Même dans les écoles on ne sait plus stimuler autrement la pensée des enfants qu'en les invitant à prendre parti pour ou contre. On leur cite une phrase de grand auteur et on leur dit: Etes-vous d'accord ou non? Développez vos arguments. A l'examen les malheureux, devant avoir fini leur dissertation au bout de trois heures, ne peuvent passer plus de cinq minutes à se demander s'ils sont d'accord. Et il serait si facile de leur dire: Méditez ce texte et exprimez les réflexions qui vous viennent à l'esprit.
Presque partout - et même souvent pour des problèmes purement techniques - l'opération de prendre parti, de prendre position pour ou contre, s'est substituée à l'opération de la pensée.
C'est là une lèpre qui a pris origine dans les milieux politiques, et s'est étendue, à travers tout le pays, presque à la totalité de la pensée.
Il est douteux qu'on puisse remédier à cette lèpre, qui nous tue, sans commencer par la suppression des partis politiques.
Simone Weil, Note sur la suppression générale des partis politiques (Climats, 2006)
image: La balance de la justice, Vancouver (cic.gc.ca)

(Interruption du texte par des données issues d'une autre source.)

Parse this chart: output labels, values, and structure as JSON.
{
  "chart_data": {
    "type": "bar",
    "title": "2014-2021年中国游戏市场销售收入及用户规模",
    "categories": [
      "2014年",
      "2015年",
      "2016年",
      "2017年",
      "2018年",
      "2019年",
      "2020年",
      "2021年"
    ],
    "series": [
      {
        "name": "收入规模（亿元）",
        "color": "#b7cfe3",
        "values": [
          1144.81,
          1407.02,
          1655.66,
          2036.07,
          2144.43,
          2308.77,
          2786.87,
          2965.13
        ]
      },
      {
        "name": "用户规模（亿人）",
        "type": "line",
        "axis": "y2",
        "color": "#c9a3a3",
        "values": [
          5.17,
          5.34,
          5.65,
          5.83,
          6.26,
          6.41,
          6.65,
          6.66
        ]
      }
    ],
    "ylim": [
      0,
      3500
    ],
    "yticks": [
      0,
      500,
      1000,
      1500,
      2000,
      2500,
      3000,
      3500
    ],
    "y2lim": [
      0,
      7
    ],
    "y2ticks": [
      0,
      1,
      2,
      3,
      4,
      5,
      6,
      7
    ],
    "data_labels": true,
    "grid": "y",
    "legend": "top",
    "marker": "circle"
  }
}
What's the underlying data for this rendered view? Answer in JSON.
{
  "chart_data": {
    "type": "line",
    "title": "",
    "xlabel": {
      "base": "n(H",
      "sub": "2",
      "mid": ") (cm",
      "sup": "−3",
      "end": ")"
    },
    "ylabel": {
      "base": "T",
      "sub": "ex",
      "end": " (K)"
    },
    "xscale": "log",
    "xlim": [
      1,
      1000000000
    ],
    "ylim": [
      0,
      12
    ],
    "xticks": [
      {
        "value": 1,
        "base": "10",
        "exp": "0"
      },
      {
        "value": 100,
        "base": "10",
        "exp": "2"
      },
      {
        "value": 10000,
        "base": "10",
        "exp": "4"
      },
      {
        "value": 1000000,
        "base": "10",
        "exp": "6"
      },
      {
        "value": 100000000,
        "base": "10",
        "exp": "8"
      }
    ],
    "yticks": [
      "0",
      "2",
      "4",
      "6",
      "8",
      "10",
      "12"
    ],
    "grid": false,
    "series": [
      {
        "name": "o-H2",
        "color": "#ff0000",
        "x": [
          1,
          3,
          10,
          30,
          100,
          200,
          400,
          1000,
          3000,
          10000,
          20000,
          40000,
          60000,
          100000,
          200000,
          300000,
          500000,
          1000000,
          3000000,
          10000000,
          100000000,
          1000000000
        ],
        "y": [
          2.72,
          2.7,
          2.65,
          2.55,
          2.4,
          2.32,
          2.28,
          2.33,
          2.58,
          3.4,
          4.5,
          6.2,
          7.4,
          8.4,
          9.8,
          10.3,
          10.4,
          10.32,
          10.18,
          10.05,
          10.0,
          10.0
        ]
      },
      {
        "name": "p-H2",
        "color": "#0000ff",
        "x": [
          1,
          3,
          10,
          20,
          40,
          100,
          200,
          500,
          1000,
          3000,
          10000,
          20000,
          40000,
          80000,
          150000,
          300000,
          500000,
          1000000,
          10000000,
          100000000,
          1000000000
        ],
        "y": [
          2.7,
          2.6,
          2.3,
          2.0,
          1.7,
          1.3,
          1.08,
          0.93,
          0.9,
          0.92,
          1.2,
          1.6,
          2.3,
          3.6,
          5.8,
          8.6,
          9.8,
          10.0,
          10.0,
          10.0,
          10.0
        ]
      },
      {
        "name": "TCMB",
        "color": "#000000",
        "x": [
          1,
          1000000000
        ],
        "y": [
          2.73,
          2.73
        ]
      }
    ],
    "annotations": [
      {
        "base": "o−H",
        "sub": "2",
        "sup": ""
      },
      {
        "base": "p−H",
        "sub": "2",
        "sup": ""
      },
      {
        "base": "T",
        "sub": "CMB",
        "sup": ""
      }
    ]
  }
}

00:01 Écrit par Claude Amstutz dans Le monde comme il va, Littérature francophone, Morceaux choisis, Simone Weil | Lien permanent | Commentaires (2) | Tags : littérature; essai; morceaux choisis; livres | | Imprimer | Facebook |
Commentaires
"supprimer les partis politiques"...surprenante formule. Mais n'est-ce pas ce à quoi aspirent tous les dictateurs: ils éliminent peu à peu tous leurs opposants, intellectuels et militants isolés ou regroupés, par la terreur, par la propagande, par la désinformation, par la création d'ennemis de l'intérieur, etc.... Les partis politiques sont simplement les forces rassemblées des gens qui souhaitent mener la même action politique à un moment donné pour défendre les intérêts et causes qu'ils pensent être primordiaux. Ils sont changeants dans leurs composition, leurs stratégies, leurs objectifs tout comme la réalité est changeante sur le terrain. Dans un contexte démocratique, on peut adhérer ouvertement à n'importe quel parti respectant la constitution du pays, pour un moment et changer de camp dès que l'on s'aperçoit que rien ne va plus. On peut aussi choisir de ne pas s'impliquer dans la vie politique et bénéficier quand même de tout ce qu'apporte un état de droit. C'est quand il n'y a qu'un parti unique ou plus de parti du tout devant un pouvoir établi par un coup d'état qu'il y a vraiment fascisme, totalitarisme, dictature, mort des libertés y compris celle de penser. Ainsi, c'est à l'intérieur des partis qu'il conviendrait de veiller à une plus grande liberté d'expression, d'examen, d'information, de manoeuvre et de participation pour tous les membres, à réduire le vedettariat qui porte au pouvoir les plus ambitieux, au détriment des plus concernés. Il faudrait également changer les règles accordant les pouvoirs aux représentants du peuple, les conditions dans lesquelles ils peuvent dûment travailler au bien commun (responsabilité, durée des mandats, retour à la société civile, contrôle des conflits d'intérêt, etc) pour favoriser l'essor d'une démocratie plus effective et directe, garantissant une liberté de penser mieux établie...Et voilà, je suis bien d'accord avec S. Weil quant au poids des institutions et des partis sur la pensée individuelle mais je ne pense pas qu'il faille les condamner en bloc; il faudrait plutôt travailler à les faire évoluer vers un mieux à définir librement, toujours idéal et quelque fois réalisable. Et finalement, c'est ce que tant de politiciens, philosophes par la force des choses quand ils sont honnêtes, tentent de faire par le biais de réformes, plus ou moins bien menées...Un texte tout à fait passionnant, merci Claude!
Écrit par : Joëlle Cazé | 19/11/2012
Bravo et merci Joëlle Cazé pour cette belle et claire analyse. Dieu sait que j'admire et aime S. Weil, mais je ne suis pas certain que les grand(e)s mystiques soient de bons gérants de la respublica.